To find the real parents of our Equestrian culture we have to go further back in each of our personal histories. Who taught that famous person to put that first left foot in that first stirrup? Who showed our heroes the proper way to hold a brush, pick a foot and bridle a horse? Who was the patient teacher that gave each of our leaders of today the small spark that future teachers would fan into a burning flame? Many people who begin riding as adults may have made a choice to decide which tribe they “come from” but the other side of that coin is if you began riding before the age of 12 you probably had little choice as to who your real “parent” would be.

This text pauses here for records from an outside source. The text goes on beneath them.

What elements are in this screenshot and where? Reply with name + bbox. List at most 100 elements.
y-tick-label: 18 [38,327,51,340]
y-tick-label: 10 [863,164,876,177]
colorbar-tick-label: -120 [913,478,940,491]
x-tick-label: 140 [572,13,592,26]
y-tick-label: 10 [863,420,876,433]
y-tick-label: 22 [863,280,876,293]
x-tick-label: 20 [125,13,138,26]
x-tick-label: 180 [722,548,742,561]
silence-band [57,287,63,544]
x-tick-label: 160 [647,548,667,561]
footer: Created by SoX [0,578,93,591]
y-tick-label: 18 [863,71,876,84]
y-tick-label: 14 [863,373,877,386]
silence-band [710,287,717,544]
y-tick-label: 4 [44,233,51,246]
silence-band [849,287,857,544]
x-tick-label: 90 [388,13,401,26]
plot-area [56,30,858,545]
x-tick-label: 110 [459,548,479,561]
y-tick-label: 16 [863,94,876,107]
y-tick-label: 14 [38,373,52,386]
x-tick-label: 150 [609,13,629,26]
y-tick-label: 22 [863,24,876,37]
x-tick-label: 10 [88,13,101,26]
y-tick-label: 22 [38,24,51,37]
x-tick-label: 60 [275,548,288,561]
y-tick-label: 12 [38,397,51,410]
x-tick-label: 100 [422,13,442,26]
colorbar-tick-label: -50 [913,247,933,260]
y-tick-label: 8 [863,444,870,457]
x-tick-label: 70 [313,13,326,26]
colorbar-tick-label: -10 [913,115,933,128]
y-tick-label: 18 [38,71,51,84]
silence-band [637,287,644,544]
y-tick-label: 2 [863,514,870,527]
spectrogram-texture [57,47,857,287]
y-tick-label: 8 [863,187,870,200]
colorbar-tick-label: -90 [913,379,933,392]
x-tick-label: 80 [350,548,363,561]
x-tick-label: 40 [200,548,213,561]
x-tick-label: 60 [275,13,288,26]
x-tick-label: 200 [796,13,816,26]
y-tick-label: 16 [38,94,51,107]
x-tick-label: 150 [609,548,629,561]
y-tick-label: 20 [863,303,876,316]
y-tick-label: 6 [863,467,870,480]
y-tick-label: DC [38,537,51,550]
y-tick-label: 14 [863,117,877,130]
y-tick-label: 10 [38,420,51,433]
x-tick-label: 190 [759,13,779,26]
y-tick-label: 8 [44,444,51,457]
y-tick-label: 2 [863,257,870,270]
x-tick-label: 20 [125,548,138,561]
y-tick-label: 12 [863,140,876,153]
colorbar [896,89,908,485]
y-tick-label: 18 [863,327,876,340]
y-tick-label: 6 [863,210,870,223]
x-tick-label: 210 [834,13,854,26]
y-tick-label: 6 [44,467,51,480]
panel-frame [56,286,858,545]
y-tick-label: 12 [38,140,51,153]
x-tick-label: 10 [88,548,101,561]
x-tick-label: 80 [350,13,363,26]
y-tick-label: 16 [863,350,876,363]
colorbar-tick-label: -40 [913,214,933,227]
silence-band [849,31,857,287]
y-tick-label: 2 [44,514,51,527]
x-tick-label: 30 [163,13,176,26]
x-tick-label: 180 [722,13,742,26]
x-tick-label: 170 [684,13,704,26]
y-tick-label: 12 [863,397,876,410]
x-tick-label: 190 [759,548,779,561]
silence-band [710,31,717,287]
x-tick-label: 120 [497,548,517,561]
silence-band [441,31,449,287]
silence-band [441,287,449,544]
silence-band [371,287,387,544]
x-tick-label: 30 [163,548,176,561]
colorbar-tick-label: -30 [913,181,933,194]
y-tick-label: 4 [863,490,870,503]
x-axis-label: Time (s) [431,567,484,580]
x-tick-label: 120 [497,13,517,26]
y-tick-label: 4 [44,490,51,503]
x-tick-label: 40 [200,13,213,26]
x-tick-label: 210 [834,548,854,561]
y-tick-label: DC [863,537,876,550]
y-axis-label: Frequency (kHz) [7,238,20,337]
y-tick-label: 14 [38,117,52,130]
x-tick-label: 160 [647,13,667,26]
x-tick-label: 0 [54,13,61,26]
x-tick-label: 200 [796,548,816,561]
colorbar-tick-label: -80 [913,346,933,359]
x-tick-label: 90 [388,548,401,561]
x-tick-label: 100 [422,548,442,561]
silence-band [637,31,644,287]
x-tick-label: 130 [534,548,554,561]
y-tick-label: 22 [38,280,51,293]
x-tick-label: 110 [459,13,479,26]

Predictably, only a few people sitting around the fire that night had actually started riding at the location they observed as their tribal “birthplace”. In fact most had been started in small, non-descript barns or backyard stables. Some had started at large barns but in a sectionalized part of that larger environment that had been designated as the “Lesson Barn” a type of equestrian nursery specifically designed to start people’s exposure to horses. Some had been started by a family member, a local U.S. Pony Club instructor or a friend down the street. The overriding theme however was that this real, consistent, fun and basic training led to a passion for horses and eventing that for many lasted a lifetime. Without this first contact with a person to begin the process the sport we enjoy would not exist. These often forgotten, many times incorrectly discounted as inadequate or undereducated are in fact the wellspring from which every great rider, trainer and Olympic Team emerge. These are our true “Parents” and they deserve our respect.
These ”Up -Down” and beginner instructors actually do the heavy lifting that some more recognized trainers will avoid as being beneath their position. These hard working, patient and usually exhausted instructors are the reason each rider is here today. These amazing people work with children so young that much of what is being taught will leave the conscious memory before the child turns 10. Of course left behind in the subconscious are balance, coordination and love of horses that will endure. These people work with adults that should avoid photographs as the visual reality would break their hearts but the emotional reality is as inspiring and fulfilling as anything they have ever done. These bulwarks of the industry hire young trainers with little or no experience and give them that “first” job that will either send them screaming in tears for the corporate world or confirm them as trainers for a lifetime. These iron willed business people keep our older horses going, work with people that have more money than horse sense, populate our lower level events with the next generation of riders and do all this with little recognition by the system that benefits the most from their monumental efforts. It’s not that glamorous being a sieve through which everyone must enter but only a small percentage are caught and become the riders and trainers we all admire. And, it’s a bit heartbreaking when the awards are given, the medals hung and the articles written that the names of these amazing “parents” are rarely if ever mentioned.
So, be proud of your tribe. Go into battle with your tribal colors on and your clan allegiances clear. Bring home the totems of your success with scores, ribbons and medals. But, never, ever, ever forget that there was a day long ago when a smiling face and a kind hand moved your left foot into exactly the right place for you to begin your journey.